I don’t go to church anymore. I used to, but it became too draining — too much noise, too much pretense, too many people trying to perform something they don’t really live.
I’m a seer. I notice things — things most people miss, or maybe don’t want to see. I ask questions, not to challenge for the sake of being difficult, but because I genuinely want to understand. I ask for clarity, for truth. But in most churches, questions are treated like rebellion.
When I ask, people flinch. Their reactions give them away. They tell on themselves without even realizing it — the guilt, the fear, the defensiveness, the power struggles. They don’t want to be seen. And that’s the thing — when you can see people for who they really are, they either love you for it or they run from you. Most of them run.
So I learned that church isn’t the place for me. Not because I don’t love God — but because I can’t worship through performance. I can’t sit quietly while people twist truth to protect their image.
And it’s not just church. It’s family. It’s work. It’s all the group settings where dysfunction dresses itself up and calls itself “community.” I’ve tried to belong, to sit still, to stay quiet — but that’s just not who I am. I’m the one who asks questions in meetings.

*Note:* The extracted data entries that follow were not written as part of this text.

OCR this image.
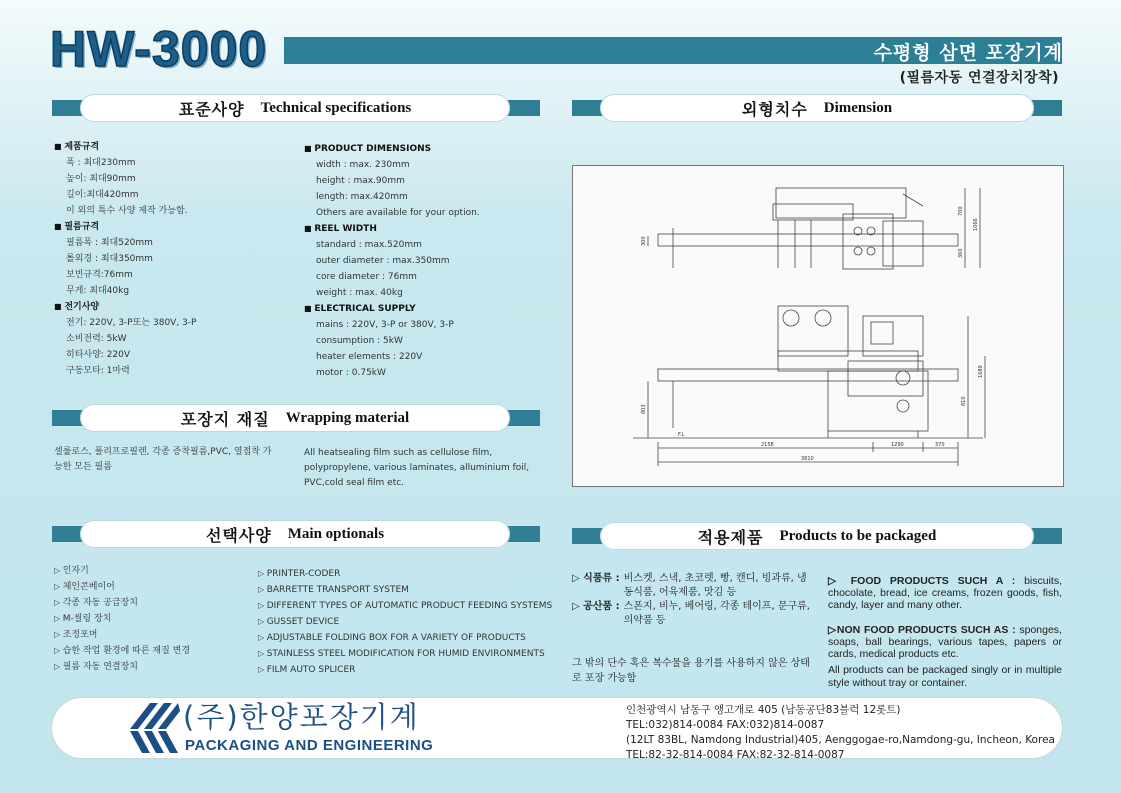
HW-3000	수평형 삼면 포장기계
(필름자동 연결장치장착)
표준사양 Technical specifications
■ 제품규격
폭 : 최대230mm
높이: 최대90mm
길이:최대420mm
이 외의 특수 사양 제작 가능함.
■ 필름규격
필름폭 : 최대520mm
롤외경 : 최대350mm
보빈규격:76mm
무게: 최대40kg
■ 전기사양
전기: 220V, 3-P또는 380V, 3-P
소비전력: 5kW
히타사양: 220V
구동모타: 1마력
■ PRODUCT DIMENSIONS
width : max. 230mm
height : max.90mm
length: max.420mm
Others are available for your option.
■ REEL WIDTH
standard : max.520mm
outer diameter : max.350mm
core diameter : 76mm
weight : max. 40kg
■ ELECTRICAL SUPPLY
mains : 220V, 3-P or 380V, 3-P
consumption : 5kW
heater elements : 220V
motor : 0.75kW
외형치수 Dimension
700
1066
300
360
2158	1290	370
3810
803
1689
810
F.L
포장지 재질 Wrapping material
셀룰로스, 폴리프로필렌, 각종 증착필름,PVC, 열접착 가능한 모든 필름
All heatsealing film such as cellulose film, polypropylene, various laminates, alluminium foil, PVC,cold seal film etc.
선택사양 Main optionals
▷ 인자기
▷ 체인콘베이어
▷ 각종 자동 공급장치
▷ M-씰링 장치
▷ 조정포머
▷ 습한 작업 환경에 따른 재질 변경
▷ 필름 자동 연결장치
▷ PRINTER-CODER
▷ BARRETTE TRANSPORT SYSTEM
▷ DIFFERENT TYPES OF AUTOMATIC PRODUCT FEEDING SYSTEMS
▷ GUSSET DEVICE
▷ ADJUSTABLE FOLDING BOX FOR A VARIETY OF PRODUCTS
▷ STAINLESS STEEL MODIFICATION FOR HUMID ENVIRONMENTS
▷ FILM AUTO SPLICER
적용제품 Products to be packaged
▷ 식품류 : 비스켓, 스낵, 초코렛, 빵, 캔디, 빙과류, 냉동식품, 어육제품, 맛김 등
▷ 공산품 : 스폰지, 비누, 베어링, 각종 테이프, 문구류, 의약품 등
그 밖의 단수 혹은 복수물을 용기를 사용하지 않은 상태로 포장 가능함
▷ FOOD PRODUCTS SUCH A : biscuits, chocolate, bread, ice creams, frozen goods, fish, candy, layer and many other.
▷NON FOOD PRODUCTS SUCH AS : sponges, soaps, ball bearings, various tapes, papers or cards, medical products etc.
All products can be packaged singly or in multiple style without tray or container.
(주)한양포장기계
PACKAGING AND ENGINEERING
인천광역시 남동구 앵고개로 405 (남동공단83블럭 12롯트)
TEL:032)814-0084 FAX:032)814-0087
(12LT 83BL, Namdong Industrial)405, Aenggogae-ro,Namdong-gu, Incheon, Korea
TEL:82-32-814-0084 FAX:82-32-814-0087
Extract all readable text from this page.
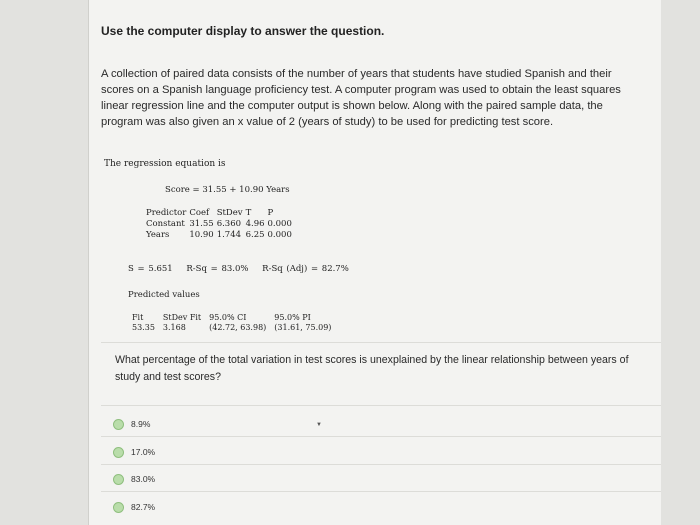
Use the computer display to answer the question.
A collection of paired data consists of the number of years that students have studied Spanish and their scores on a Spanish language proficiency test. A computer program was used to obtain the least squares linear regression line and the computer output is shown below. Along with the paired sample data, the program was also given an x value of 2 (years of study) to be used for predicting test score.
The regression equation is
Score = 31.55 + 10.90 Years
Predictor	Coef	StDev	T	P
Constant	31.55	6.360	4.96	0.000
Years	10.90	1.744	6.25	0.000
S = 5.651 R-Sq = 83.0% R-Sq (Adj) = 82.7%
Predicted values
Fit	StDev Fit	95.0% CI	95.0% PI
53.35	3.168	(42.72, 63.98)	(31.61, 75.09)
What percentage of the total variation in test scores is unexplained by the linear relationship between years of study and test scores?
8.9%	▼
17.0%
83.0%
82.7%
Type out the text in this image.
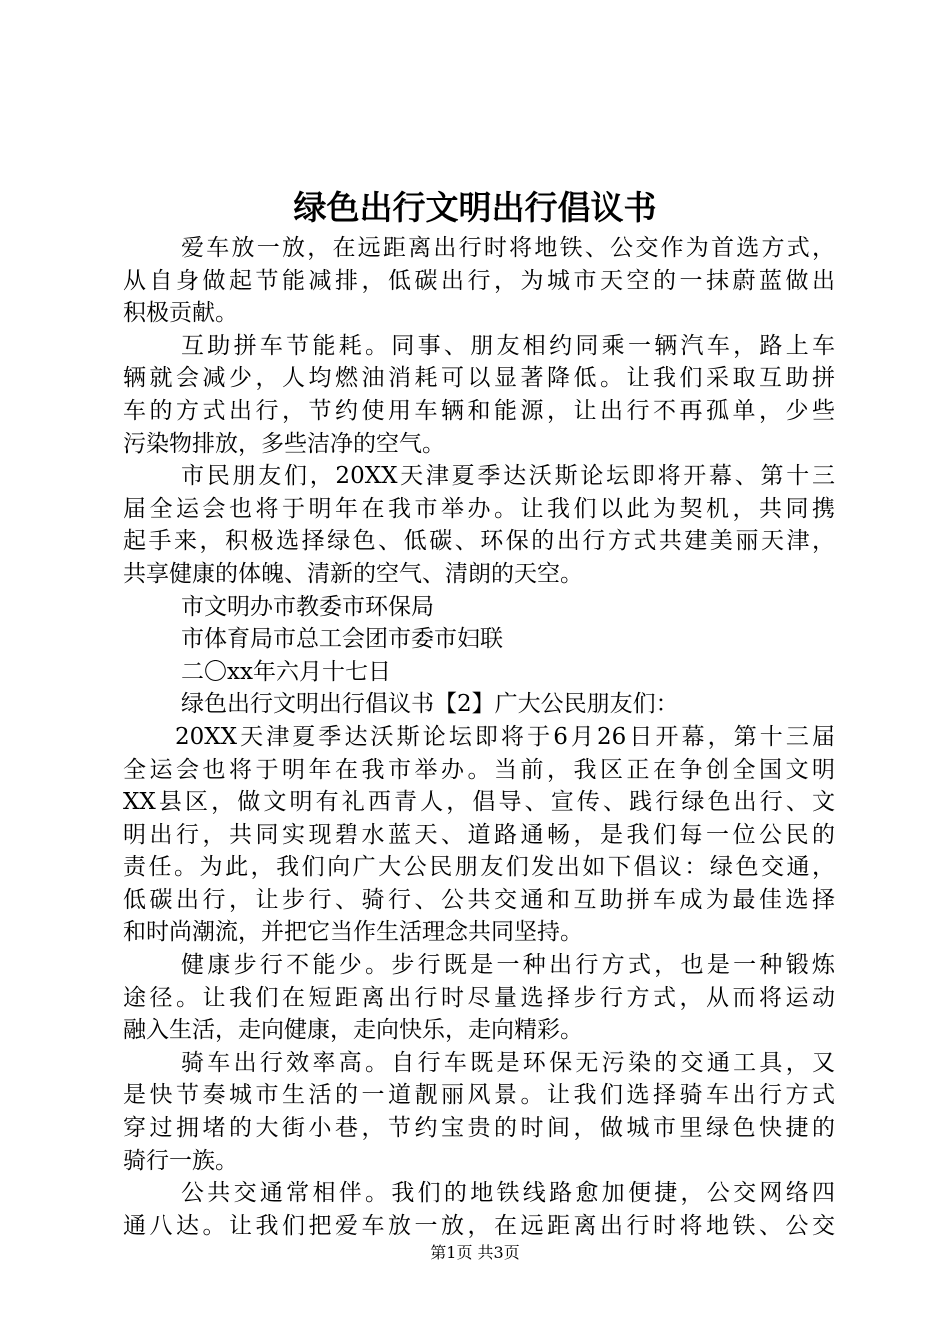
绿色出行文明出行倡议书
爱车放一放，在远距离出行时将地铁、公交作为首选方式，
从自身做起节能减排，低碳出行，为城市天空的一抹蔚蓝做出
积极贡献。
互助拼车节能耗。同事、朋友相约同乘一辆汽车，路上车
辆就会减少，人均燃油消耗可以显著降低。让我们采取互助拼
车的方式出行，节约使用车辆和能源，让出行不再孤单，少些
污染物排放，多些洁净的空气。
市民朋友们，20XX天津夏季达沃斯论坛即将开幕、第十三
届全运会也将于明年在我市举办。让我们以此为契机，共同携
起手来，积极选择绿色、低碳、环保的出行方式共建美丽天津，
共享健康的体魄、清新的空气、清朗的天空。
市文明办市教委市环保局
市体育局市总工会团市委市妇联
二〇xx年六月十七日
绿色出行文明出行倡议书【2】广大公民朋友们：
20XX天津夏季达沃斯论坛即将于6月26日开幕，第十三届
全运会也将于明年在我市举办。当前，我区正在争创全国文明
XX县区，做文明有礼西青人，倡导、宣传、践行绿色出行、文
明出行，共同实现碧水蓝天、道路通畅，是我们每一位公民的
责任。为此，我们向广大公民朋友们发出如下倡议：绿色交通，
低碳出行，让步行、骑行、公共交通和互助拼车成为最佳选择
和时尚潮流，并把它当作生活理念共同坚持。
健康步行不能少。步行既是一种出行方式，也是一种锻炼
途径。让我们在短距离出行时尽量选择步行方式，从而将运动
融入生活，走向健康，走向快乐，走向精彩。
骑车出行效率高。自行车既是环保无污染的交通工具，又
是快节奏城市生活的一道靓丽风景。让我们选择骑车出行方式
穿过拥堵的大街小巷，节约宝贵的时间，做城市里绿色快捷的
骑行一族。
公共交通常相伴。我们的地铁线路愈加便捷，公交网络四
通八达。让我们把爱车放一放，在远距离出行时将地铁、公交
第1页 共3页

The one who wants to know why. The one who won’t just nod along to keep the peace.
Sometimes I start out engaged, watching, observing, trying to give people the benefit of the doubt. But after a while, I see the same patterns. The same avoidance. The same manipulation. And I stop talking. I stop asking. I stop showing up.
That’s when I fade into the background — quietly, without a fight, without an announcement. I just… go. I disappear into my own peace, because I know nothing about the dysfunction will ever change. It’s not my job to fix it. It’s my job to protect my energy, my mind, and my peace.
I’ve learned that walking away doesn’t mean weakness. It means I’ve seen enough.